Microsoft has developed a new image captioning algorithm that exceeds human precision in some limited tests. The AI system was used to update the company’s visually impaired assistant application, Seeing AI,. And will soon be integrated with other Microsoft products such as Word, Outlook, and PowerPoint. There it will be used for tasks such as creating alt text for images – a particularly important function for increasing accessibility.
“Ideally, everyone would include alt text for all images in documents, on the web, on social media,. As this allows the blind to access the content and participate in the conversation”. Saqib Shaikh said. , head of software engineering at Microsoft. The AI team in a press release. “But, alas, people don’t. So there are several apps that use picture captioning to fill in alt text when it is missing. “
These apps include Microsoft’s Seeing AI, which the company first launched in 2017. Seeing AI uses computer vision to describe the world seen through a smartphone camera for the visually impaired. He can identify household items, read and scan text, describe scenes, and even identify friends. It can also be used to describe images in other apps including email clients, social media apps, and messaging apps like WhatsApp.

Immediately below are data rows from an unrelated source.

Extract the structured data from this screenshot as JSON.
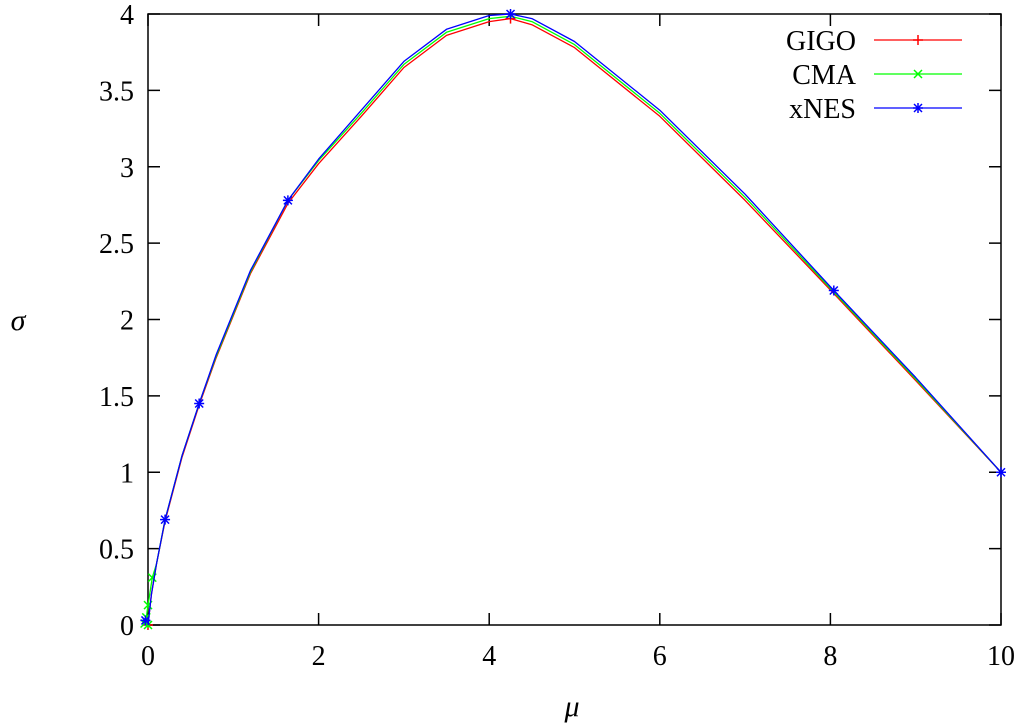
{
  "chart_data": {
    "type": "line",
    "title": "",
    "xlabel": "μ",
    "ylabel": "σ",
    "xlim": [
      0,
      10
    ],
    "ylim": [
      0,
      4
    ],
    "xticks": [
      "0",
      "2",
      "4",
      "6",
      "8",
      "10"
    ],
    "yticks": [
      "0",
      "0.5",
      "1",
      "1.5",
      "2",
      "2.5",
      "3",
      "3.5",
      "4"
    ],
    "grid": false,
    "legend_position": "top-right",
    "series": [
      {
        "name": "GIGO",
        "color": "#ff0000",
        "marker": "plus",
        "points": [
          [
            10,
            1.0
          ],
          [
            9,
            1.6
          ],
          [
            8.04,
            2.17
          ],
          [
            7,
            2.78
          ],
          [
            6,
            3.33
          ],
          [
            5,
            3.78
          ],
          [
            4.5,
            3.93
          ],
          [
            4.25,
            3.97
          ],
          [
            4,
            3.95
          ],
          [
            3.5,
            3.86
          ],
          [
            3,
            3.65
          ],
          [
            2.5,
            3.33
          ],
          [
            2,
            3.02
          ],
          [
            1.64,
            2.76
          ],
          [
            1.2,
            2.3
          ],
          [
            0.8,
            1.75
          ],
          [
            0.6,
            1.44
          ],
          [
            0.4,
            1.1
          ],
          [
            0.2,
            0.68
          ],
          [
            0.1,
            0.4
          ],
          [
            0.04,
            0.2
          ],
          [
            0,
            0
          ]
        ],
        "marker_points": [
          [
            4.25,
            3.97
          ],
          [
            0,
            0
          ]
        ]
      },
      {
        "name": "CMA",
        "color": "#00ff00",
        "marker": "cross",
        "points": [
          [
            10,
            1.0
          ],
          [
            9,
            1.61
          ],
          [
            8.04,
            2.18
          ],
          [
            7,
            2.8
          ],
          [
            6,
            3.35
          ],
          [
            5,
            3.8
          ],
          [
            4.5,
            3.95
          ],
          [
            4.25,
            3.985
          ],
          [
            4,
            3.97
          ],
          [
            3.5,
            3.88
          ],
          [
            3,
            3.67
          ],
          [
            2.5,
            3.35
          ],
          [
            2,
            3.04
          ],
          [
            1.64,
            2.78
          ],
          [
            1.2,
            2.31
          ],
          [
            0.8,
            1.76
          ],
          [
            0.6,
            1.45
          ],
          [
            0.4,
            1.11
          ],
          [
            0.2,
            0.69
          ],
          [
            0.1,
            0.4
          ],
          [
            0.05,
            0.31
          ],
          [
            0,
            0.13
          ],
          [
            -0.02,
            0.05
          ],
          [
            -0.04,
            0.01
          ],
          [
            0,
            0
          ]
        ],
        "marker_points": [
          [
            0.05,
            0.31
          ],
          [
            0,
            0.13
          ],
          [
            -0.02,
            0.05
          ],
          [
            -0.04,
            0.01
          ],
          [
            0,
            0
          ]
        ]
      },
      {
        "name": "xNES",
        "color": "#0000ff",
        "marker": "star",
        "points": [
          [
            10,
            1.0
          ],
          [
            9,
            1.62
          ],
          [
            8.04,
            2.19
          ],
          [
            7,
            2.82
          ],
          [
            6,
            3.37
          ],
          [
            5,
            3.82
          ],
          [
            4.5,
            3.97
          ],
          [
            4.25,
            4.0
          ],
          [
            4,
            3.99
          ],
          [
            3.5,
            3.9
          ],
          [
            3,
            3.69
          ],
          [
            2.5,
            3.37
          ],
          [
            2,
            3.05
          ],
          [
            1.64,
            2.78
          ],
          [
            1.2,
            2.32
          ],
          [
            0.8,
            1.77
          ],
          [
            0.6,
            1.45
          ],
          [
            0.4,
            1.11
          ],
          [
            0.2,
            0.69
          ],
          [
            0.1,
            0.4
          ],
          [
            0.04,
            0.2
          ],
          [
            0,
            0
          ]
        ],
        "marker_points": [
          [
            10,
            1.0
          ],
          [
            8.04,
            2.19
          ],
          [
            4.25,
            4.0
          ],
          [
            1.64,
            2.78
          ],
          [
            0.6,
            1.45
          ],
          [
            0.2,
            0.69
          ],
          [
            -0.03,
            0.03
          ]
        ]
      }
    ]
  }
}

Microsoft’s new image caption algorithm will significantly improve the performance of Seeing AI, as it can not only identify objects, but also more accurately describe the relationship between them. Therefore, the algorithm can look at an image and not only tell what elements and objects it contains (eg, “A person, a chair, an accordion”) but how they interact (eg, “A person is sitting in a chair and play an accordion ”). Microsoft says the algorithm is two times better than its previous image captioning system, in use since 2015.
The algorithm, which was described in a pre-printed article published in September, achieved the highest scores in an image caption benchmark known as “nocaps.” This is an industry leading marker for image captions, although it has its own limitations.
The nocaps benchmark consists of more than 166,000 human-generated captions describing some 15,100 images taken from the Open Images Dataset. These images span a variety of settings, from sports to vacation snapshots, food photos, and more. (You can get an idea of the combination of images and captions by exploring the knockout dataset here or by looking at the gallery below.) The algorithms are tested on their ability to create captions for these images that match those of humans.
However, it is important to note that non-capitalized cue points capture only a small part of the complexity of image captions as a general task. Although Microsoft states in a press release that its new algorithm “describes images as well as people”. This is only true to the extent that it applies to a very small subset of images contained in knockouts.
As Harsh Agrawal, one of the benchmark’s creators, told krafitis via email: “Outperforming human knockouts is not an indicator that captions in images are a solved issue”. Agrawal noted that the metrics used to evaluate knockout performance “only roughly correlate with human preferences”. And that the benchmark itself “only covers a small percentage of all possible visual concepts”.
Other News :- Next Generation of Office Communication Technology
“As is the case with most benchmarks, [the] nocaps benchmark is just a rough indicator of the performance of the models on the task,” Argawal said. “Outperforming human knockouts in no way indicates that AI systems outperform humans in understanding images.”
This issue, assuming that performance at a specific benchmark can be extrapolated as performance on the underlying task more generally,. Is common when it comes to overstating AI capabilities. In fact, Microsoft has been criticized by researchers in the past for making similar claims about the ability of its algorithms to understand the written word.
However, subtitling images is a task that has seen great improvements in recent years thanks to artificial intelligence. And Microsoft’s algorithms are undoubtedly state-of-the-art. In addition to integrating into Word, Outlook, and PowerPoint,. The AI image title will also be available as a standalone template through the Microsoft cloud and the Azure AI platform.